Selon Daniela Haager, l'induction de la lactation s'avère intéressante

Pourquoi votre fondation s'allie-t-elle au FiBL sur ce projet «Gentle Dairy»?

Daniela Haager, Fondation Quatre Pattes: Parce que l'induction de la lactation participe à rendre l'élevage de chèvres laitières durable et respectueux des animaux. Ce projet s'inscrit parfaitement dans notre principe des 3R (Reduce, Refine, Replace) que nous défendons: réduire sa consommation de viande, l'améliorer en choisissant des produits certifiés issus d'un élevage respectueux et enfin remplacer sa consommation de viande pour des alternatives végétales.

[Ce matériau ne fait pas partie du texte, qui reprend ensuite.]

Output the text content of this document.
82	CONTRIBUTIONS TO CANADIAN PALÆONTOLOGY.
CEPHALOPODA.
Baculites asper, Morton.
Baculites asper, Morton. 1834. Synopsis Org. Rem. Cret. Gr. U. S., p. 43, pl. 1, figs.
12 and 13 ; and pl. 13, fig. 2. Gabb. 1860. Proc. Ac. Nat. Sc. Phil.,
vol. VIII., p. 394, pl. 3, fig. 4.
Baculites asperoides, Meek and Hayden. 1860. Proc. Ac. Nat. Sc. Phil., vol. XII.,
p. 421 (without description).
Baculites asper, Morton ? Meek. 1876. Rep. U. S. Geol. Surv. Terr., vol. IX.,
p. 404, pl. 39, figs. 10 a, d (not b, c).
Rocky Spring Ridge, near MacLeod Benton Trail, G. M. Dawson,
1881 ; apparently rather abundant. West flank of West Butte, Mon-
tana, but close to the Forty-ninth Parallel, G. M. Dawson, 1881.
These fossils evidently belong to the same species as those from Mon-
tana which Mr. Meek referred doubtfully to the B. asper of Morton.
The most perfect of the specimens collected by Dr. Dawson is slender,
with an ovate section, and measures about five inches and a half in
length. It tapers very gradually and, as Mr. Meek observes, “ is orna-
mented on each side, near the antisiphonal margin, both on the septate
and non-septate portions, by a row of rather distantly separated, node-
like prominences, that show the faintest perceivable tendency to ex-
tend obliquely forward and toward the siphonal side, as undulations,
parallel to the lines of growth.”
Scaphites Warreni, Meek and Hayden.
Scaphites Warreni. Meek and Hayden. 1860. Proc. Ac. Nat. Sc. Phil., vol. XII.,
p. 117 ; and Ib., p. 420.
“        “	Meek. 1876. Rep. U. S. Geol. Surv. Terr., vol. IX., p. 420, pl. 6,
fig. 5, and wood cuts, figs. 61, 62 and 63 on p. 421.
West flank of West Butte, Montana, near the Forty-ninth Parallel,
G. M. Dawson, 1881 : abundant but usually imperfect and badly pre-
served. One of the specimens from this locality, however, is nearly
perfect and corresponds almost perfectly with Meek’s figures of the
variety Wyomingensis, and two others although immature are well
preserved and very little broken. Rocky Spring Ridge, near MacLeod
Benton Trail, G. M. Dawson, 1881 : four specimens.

Au final, c'est un premier pas sur la voie d'une alimentation saine et durable.

L'induction de la lactation, même sans recours aux hormones, demeure une pratique clairement dirigée par l'humain - comment est-elle compatible aux préceptes de la protection des animaux?

C'est une pratique qui doit absolument être prise en considération car elle permet d'éviter de nombreux problèmes relatifs au bien-être animal - abattage des chèvres après une courte durée de vie, cabris tués après la naissance, transport de jeunes chevreaux sur de longues distances vers des ateliers d'engraissement de type industriel, utilisation exacerbée d'antibiotiques, etc.

Dans quelle mesure Quatre Pattes soutient le projet?

Nous apportons une aide financière - 75 pour cent des coûts - mais aussi scientifique au projet.

Interview: Claire Berbain
Daniela Haager a fait des études en sciences animales à Vienne. Elle collabore à l'unité scientifique de Quatre Pattes.